Maps and Masses of Transiting Exoplanets: Towards New Insights into Atmospheric and Interior Properties of Planets

TL;DR

This paper introduces two innovative methods for characterizing transiting exoplanets: eclipse mapping for atmospheric and cloud mapping, and MassSpec for determining planetary mass and atmospheric properties from transmission spectra, enhancing understanding of exoplanet atmospheres and interiors.

Contribution

The paper presents the first 2D and cloud maps of exoplanets using eclipse mapping and introduces MassSpec, a novel method to determine exoplanet masses from transmission spectra, reducing reliance on radial velocity data.

Findings

First 2D map of an exoplanet's atmosphere created.

First cloud map of an exoplanet generated.
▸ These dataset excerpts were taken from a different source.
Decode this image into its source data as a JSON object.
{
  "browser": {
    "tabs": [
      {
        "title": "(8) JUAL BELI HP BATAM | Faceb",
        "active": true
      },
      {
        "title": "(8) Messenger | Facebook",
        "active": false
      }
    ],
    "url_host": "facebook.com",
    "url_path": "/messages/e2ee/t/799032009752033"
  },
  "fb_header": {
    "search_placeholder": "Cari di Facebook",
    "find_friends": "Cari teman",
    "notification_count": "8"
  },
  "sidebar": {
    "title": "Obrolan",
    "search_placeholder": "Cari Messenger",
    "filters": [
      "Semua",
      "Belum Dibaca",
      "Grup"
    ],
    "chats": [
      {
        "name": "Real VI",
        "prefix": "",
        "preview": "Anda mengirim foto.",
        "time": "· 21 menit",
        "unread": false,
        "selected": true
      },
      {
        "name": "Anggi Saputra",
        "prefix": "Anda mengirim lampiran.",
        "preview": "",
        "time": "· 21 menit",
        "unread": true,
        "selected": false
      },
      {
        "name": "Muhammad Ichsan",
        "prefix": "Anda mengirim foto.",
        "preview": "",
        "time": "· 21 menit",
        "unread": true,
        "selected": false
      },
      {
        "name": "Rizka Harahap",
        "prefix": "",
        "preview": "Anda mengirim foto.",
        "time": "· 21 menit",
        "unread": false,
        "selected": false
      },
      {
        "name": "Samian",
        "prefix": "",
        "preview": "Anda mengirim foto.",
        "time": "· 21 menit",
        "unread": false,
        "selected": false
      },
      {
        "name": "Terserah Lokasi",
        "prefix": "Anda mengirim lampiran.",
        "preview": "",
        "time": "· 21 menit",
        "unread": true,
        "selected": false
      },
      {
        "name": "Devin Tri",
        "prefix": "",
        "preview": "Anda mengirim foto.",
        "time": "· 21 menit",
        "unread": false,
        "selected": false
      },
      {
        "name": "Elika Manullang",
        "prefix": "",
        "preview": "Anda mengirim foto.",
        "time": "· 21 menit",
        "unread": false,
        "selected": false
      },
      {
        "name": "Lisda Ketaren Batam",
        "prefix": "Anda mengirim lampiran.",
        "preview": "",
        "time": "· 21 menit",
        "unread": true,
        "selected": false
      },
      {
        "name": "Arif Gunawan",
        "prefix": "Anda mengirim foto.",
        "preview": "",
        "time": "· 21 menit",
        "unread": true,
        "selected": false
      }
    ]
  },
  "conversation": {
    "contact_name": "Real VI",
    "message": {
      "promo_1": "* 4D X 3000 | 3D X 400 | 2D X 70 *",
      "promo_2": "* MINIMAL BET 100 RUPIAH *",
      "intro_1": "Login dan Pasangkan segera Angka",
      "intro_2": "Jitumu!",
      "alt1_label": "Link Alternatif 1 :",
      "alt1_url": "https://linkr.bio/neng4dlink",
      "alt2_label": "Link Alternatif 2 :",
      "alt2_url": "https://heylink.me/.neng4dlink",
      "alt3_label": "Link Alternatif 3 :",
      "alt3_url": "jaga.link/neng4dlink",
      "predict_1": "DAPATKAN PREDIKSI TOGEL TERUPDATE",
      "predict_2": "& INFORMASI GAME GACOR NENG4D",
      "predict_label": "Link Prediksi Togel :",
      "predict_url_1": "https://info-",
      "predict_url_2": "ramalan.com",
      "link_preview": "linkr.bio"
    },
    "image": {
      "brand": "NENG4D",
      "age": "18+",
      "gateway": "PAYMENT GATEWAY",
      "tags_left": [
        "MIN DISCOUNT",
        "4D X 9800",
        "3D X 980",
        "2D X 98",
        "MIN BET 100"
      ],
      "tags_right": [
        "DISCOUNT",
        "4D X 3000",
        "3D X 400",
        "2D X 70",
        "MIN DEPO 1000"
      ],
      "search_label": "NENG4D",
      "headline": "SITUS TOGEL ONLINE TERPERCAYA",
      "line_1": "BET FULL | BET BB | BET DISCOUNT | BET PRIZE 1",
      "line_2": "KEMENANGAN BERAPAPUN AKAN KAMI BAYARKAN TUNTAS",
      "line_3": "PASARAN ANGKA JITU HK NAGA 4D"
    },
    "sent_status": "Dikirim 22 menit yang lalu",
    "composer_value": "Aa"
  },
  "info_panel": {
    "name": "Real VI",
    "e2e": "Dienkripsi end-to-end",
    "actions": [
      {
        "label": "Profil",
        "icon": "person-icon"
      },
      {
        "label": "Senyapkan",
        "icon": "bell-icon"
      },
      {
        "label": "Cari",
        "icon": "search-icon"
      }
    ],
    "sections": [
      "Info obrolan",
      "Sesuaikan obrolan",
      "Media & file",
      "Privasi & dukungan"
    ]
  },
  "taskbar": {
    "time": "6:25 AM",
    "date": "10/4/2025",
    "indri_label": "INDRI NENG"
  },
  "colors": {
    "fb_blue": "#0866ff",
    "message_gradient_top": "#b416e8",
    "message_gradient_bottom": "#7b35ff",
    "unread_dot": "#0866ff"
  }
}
MassSpec can determine masses of Earth-sized planets with JWST.

Abstract

With over 1800 planets discovered outside of the Solar System in the past two decades, the field of exoplanetology has broadened our perspective on planetary systems. Research priorities are now moving from planet detection to planet characterization. In this context, transiting exoplanets are of special interest due to the wealth of data made available by their orbital configuration. Here, I introduce two methods to gain new insights into the atmospheric and interior properties of exoplanets. The first method aims to map an exoplanet's atmosphere based on the scanning obtained while it is occulted by its host star. I introduce the basics of eclipse mapping, its caveats, and a framework to mitigate their effects via global analyses including transits, phase curves, and radial velocity measurements. I use this method to create the first 2D map and the first cloud map of an exoplanet for the hot-Jupiters HD189733b and Kepler-7b, respectively. Ultimately temperature, composition, and circulation patterns could be constrained in 3D, a significant asset for informing atmospheric models. The second method, MassSpec, aims to determine transiting planet masses and atmospheric properties solely from transmission spectra. Determination of an exoplanet's mass is key to understanding its basic properties, including its potential for supporting life. To date, mass constraints for exoplanets are mainly based on radial velocity measurements, which are not suited for planets with low masses, large semi-major axes, or those orbiting faint or active stars. I demonstrate that a planet's mass has to be accounted for by atmospheric retrieval methods to avoid biases and that JWST could determine the mass and atmospheric properties of half a dozen Earth-sized planets in their host's habitable zones over its lifetime, which could lead to the first identification of a habitable exoplanet.